Entre as vítimas estava Edson Rogério Silva dos Santos, filho de Débora Maria da Silva, fundadora do movimento Mães de Maio. Ele trabalhava como gari quando foi morto em circunstâncias que levantaram suspeitas de execução.

Baixada Santista concentra casos emblemáticos

A região foi escolhida para sediar o centro por concentrar alguns dos episódios mais marcantes de violência estatal no estado.

Além dos Crimes de Maio, a Baixada Santista também registrou 84 mortes durante as operações policiais Escudo e Verão, realizadas entre 2023 e 2024.

Segundo o Ministério dos Direitos Humanos e da Cidadania, o novo espaço será uma iniciativa inédita no Brasil, voltada à memória, verdade, reparação e prevenção de novas violações.

A ministra Macaé Evaristo destacou a importância desses espaços para a sociedade.

Centros de memória são importantes porque trazem a verdade para a população, recuperam a dignidade das vítimas e de suas famílias e ajudam na garantia da justiça”, afirmou.

Espaço também terá centro de apoio às famílias

No mesmo local funcionará também o Centro de Acesso a Direitos e Inclusão Social (CAIS) Mães por Direitos, que atuará como um espaço de acolhimento para mães e familiares afetados pela violência do Estado.

O espaço funcionará como uma “porta aberta”, oferecendo orientação e acesso a serviços essenciais.

Entre os atendimentos previstos estão:

  1. apoio psicológico
  2. orientação jurídica
  3. articulação com políticas públicas
  4. acesso a direitos sociais

A proposta é criar um ambiente seguro para que famílias possam buscar ajuda e compartilhar suas histórias.

Parceria entre governo e movimentos sociais

A criação dos centros é resultado de uma parceria entre o Ministério dos Direitos Humanos e da Cidadania, o Ministério da Justiça e Segurança Pública, o movimento Mães de Maio e a Iniciativa Negra por uma Nova Política sobre Drogas.

As organizações também serão responsáveis pela gestão e implementação do espaço.

Segundo Débora Maria da Silva, fundadora das Mães de Maio, o centro representa um marco simbólico para as famílias que perderam filhos em episódios de violência.

Esta é uma homenagem a nossos filhos, que não se pode apagar.
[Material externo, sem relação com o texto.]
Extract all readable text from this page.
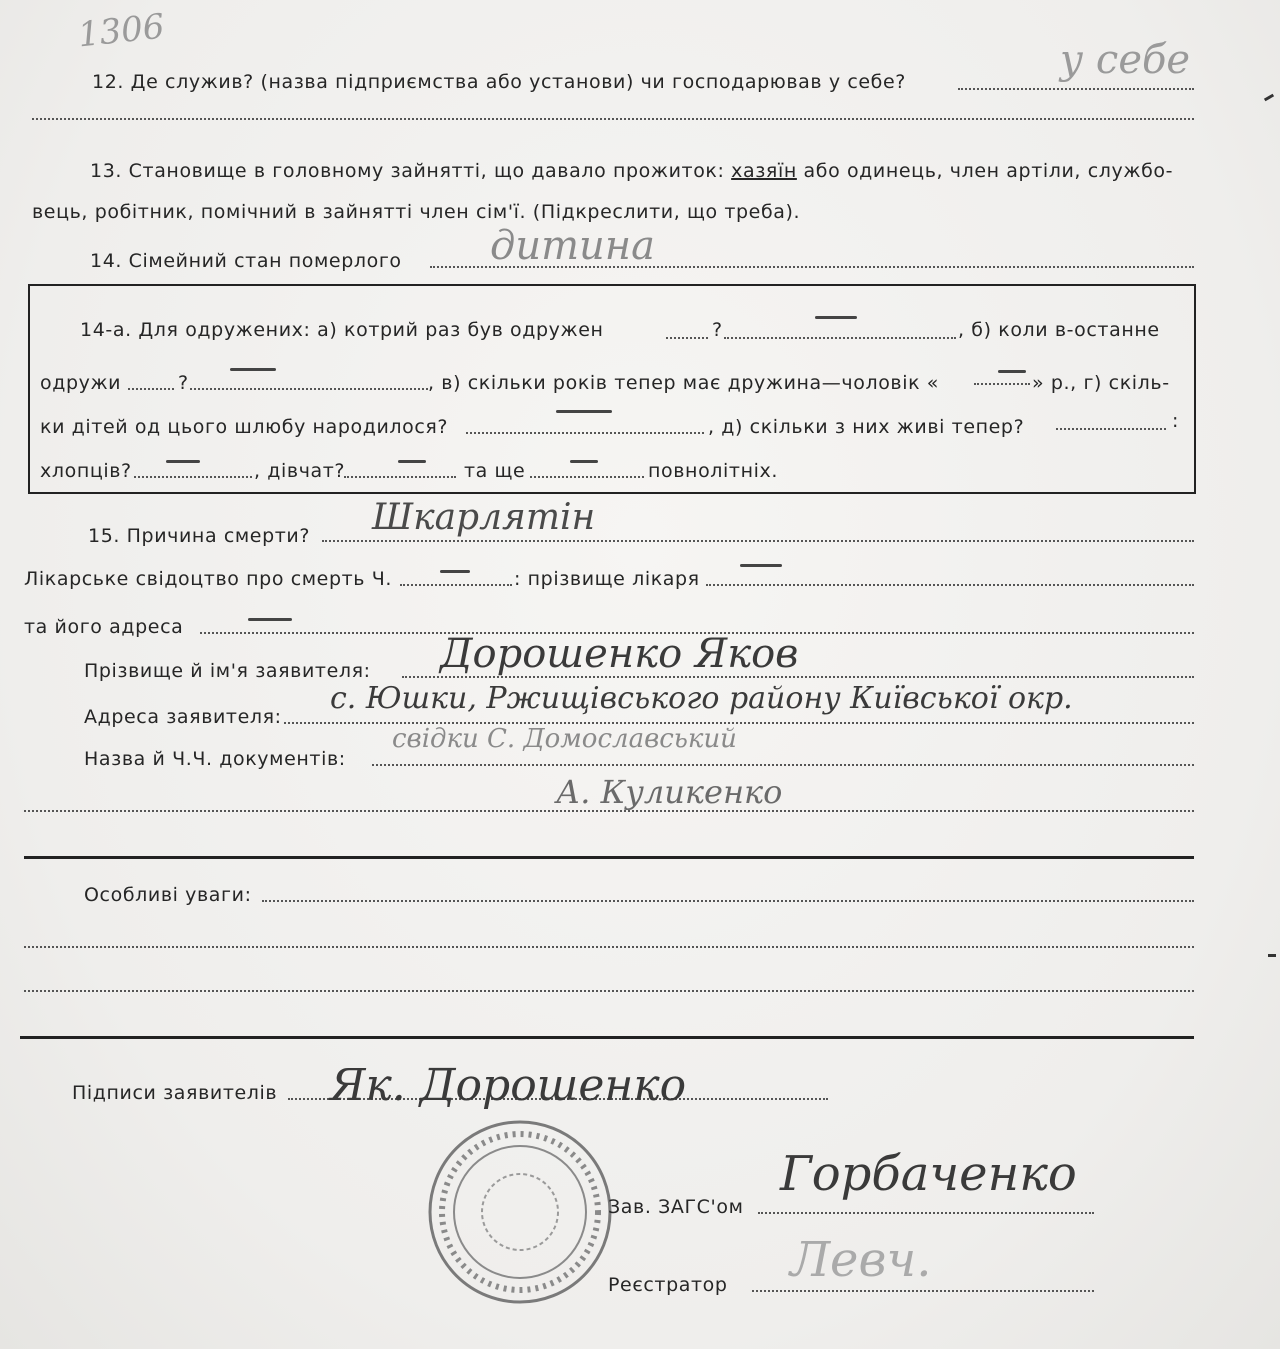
1306
12. Де служив? (назва підприємства або установи) чи господарював у себе?	у себе
13. Становище в головному зайнятті, що давало прожиток: хазяїн або одинець, член артіли, службо-
вець, робітник, помічний в зайнятті член сім'ї. (Підкреслити, що треба).
14. Сімейний стан померлого дитина
14-а. Для одружених: а) котрий раз був одружен	?	, б) коли в-останне
одружи	?	, в) скільки років тепер має дружина—чоловік «	» р., г) скіль-
ки дітей од цього шлюбу народилося?	, д) скільки з них живі тепер?	:
хлопців?	, дівчат?	та ще	повнолітніх.
15. Причина смерти? Шкарлятін
Лікарське свідоцтво про смерть Ч.	: прізвище лікаря
та його адреса
Прізвище й ім'я заявителя: Дорошенко Яков
Адреса заявителя:
с. Юшки, Ржищівського району Київської окр.
Назва й Ч.Ч. документів:
свідки С. Домославський
А. Куликенко
Особливі уваги:
Підписи заявителів Як. Дорошенко
Зав. ЗАГС'ом
Горбаченко
Реєстратор Левч.
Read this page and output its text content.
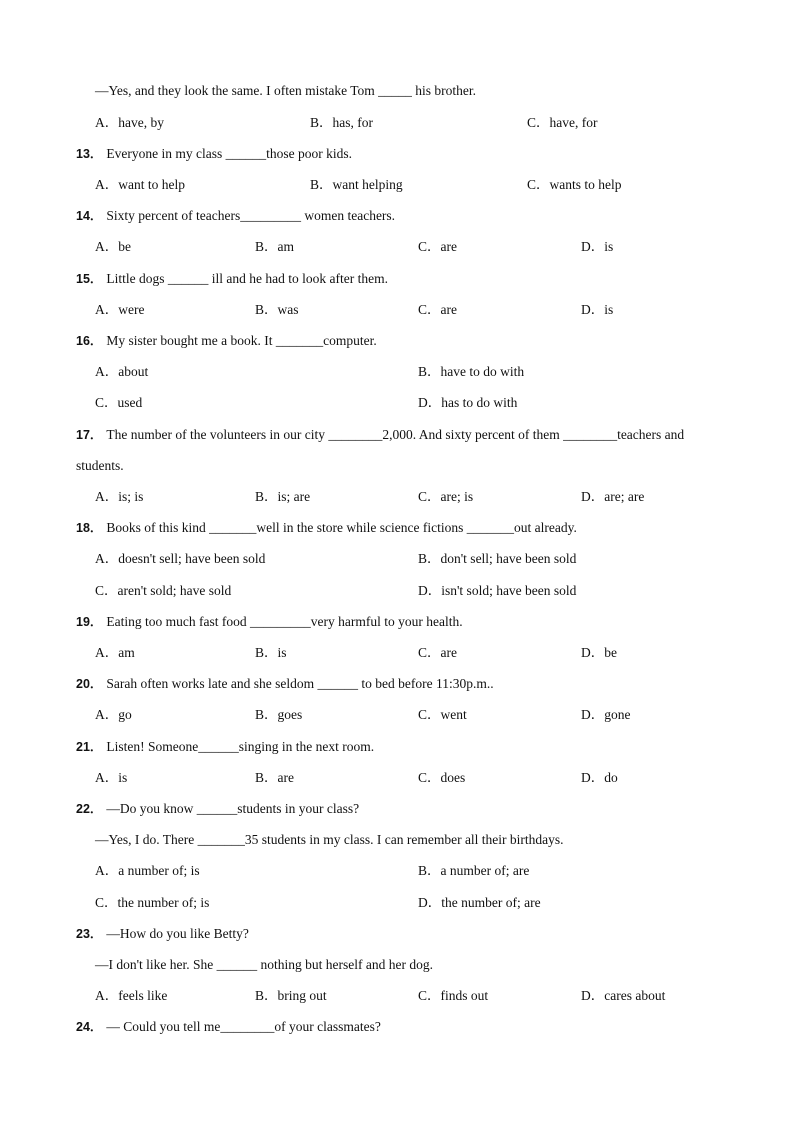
—Yes, and they look the same. I often mistake Tom _____ his brother.
A．have, by	B．has, for	C．have, for
13． Everyone in my class ______those poor kids.
A．want to help	B．want helping	C．wants to help
14． Sixty percent of teachers_________ women teachers.
A．be	B．am	C．are	D．is
15． Little dogs ______ ill and he had to look after them.
A．were	B．was	C．are	D．is
16． My sister bought me a book. It _______computer.
A．about	B．have to do with
C．used	D．has to do with
17． The number of the volunteers in our city ________2,000. And sixty percent of them ________teachers and
students.
A．is; is	B．is; are	C．are; is	D．are; are
18． Books of this kind _______well in the store while science fictions _______out already.
A．doesn't sell; have been sold	B．don't sell; have been sold
C．aren't sold; have sold	D．isn't sold; have been sold
19． Eating too much fast food _________very harmful to your health.
A．am	B．is	C．are	D．be
20． Sarah often works late and she seldom ______ to bed before 11:30p.m..
A．go	B．goes	C．went	D．gone
21． Listen! Someone______singing in the next room.
A．is	B．are	C．does	D．do
22． —Do you know ______students in your class?
—Yes, I do. There _______35 students in my class. I can remember all their birthdays.
A．a number of; is	B．a number of; are
C．the number of; is	D．the number of; are
23． —How do you like Betty?
—I don't like her. She ______ nothing but herself and her dog.
A．feels like	B．bring out	C．finds out	D．cares about
24． — Could you tell me________of your classmates?
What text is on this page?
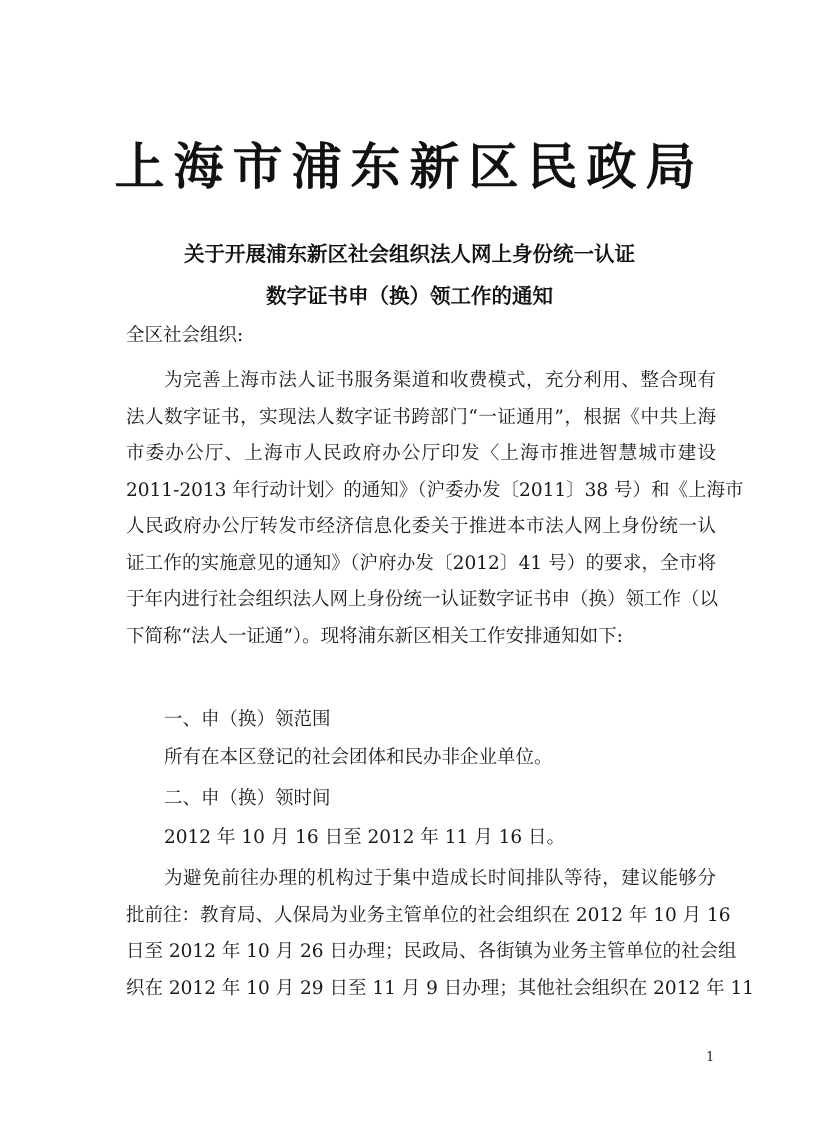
上海市浦东新区民政局
关于开展浦东新区社会组织法人网上身份统一认证
数字证书申（换）领工作的通知
全区社会组织:
为完善上海市法人证书服务渠道和收费模式，充分利用、整合现有
法人数字证书，实现法人数字证书跨部门“一证通用”，根据《中共上海
市委办公厅、上海市人民政府办公厅印发〈上海市推进智慧城市建设
2011-2013 年行动计划〉的通知》（沪委办发〔2011〕38 号）和《上海市
人民政府办公厅转发市经济信息化委关于推进本市法人网上身份统一认
证工作的实施意见的通知》（沪府办发〔2012〕41 号）的要求，全市将
于年内进行社会组织法人网上身份统一认证数字证书申（换）领工作（以
下简称“法人一证通”）。现将浦东新区相关工作安排通知如下:
一、申（换）领范围
所有在本区登记的社会团体和民办非企业单位。
二、申（换）领时间
2012 年 10 月 16 日至 2012 年 11 月 16 日。
为避免前往办理的机构过于集中造成长时间排队等待，建议能够分
批前往：教育局、人保局为业务主管单位的社会组织在 2012 年 10 月 16
日至 2012 年 10 月 26 日办理；民政局、各街镇为业务主管单位的社会组
织在 2012 年 10 月 29 日至 11 月 9 日办理；其他社会组织在 2012 年 11
1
Um memorial dos nossos filhos.

Cultura, memória e educação

Além do acolhimento às famílias, o espaço terá uma programação voltada à educação e à cultura.

Entre as atividades previstas estão:

  1. exposições permanentes
  2. acervo histórico e documental
  3. atividades culturais
  4. debates e ações educativas sobre direitos humanos

A proposta é transformar o local em um centro de memória viva, que preserve histórias, estimule reflexões e contribua para prevenir novas violações.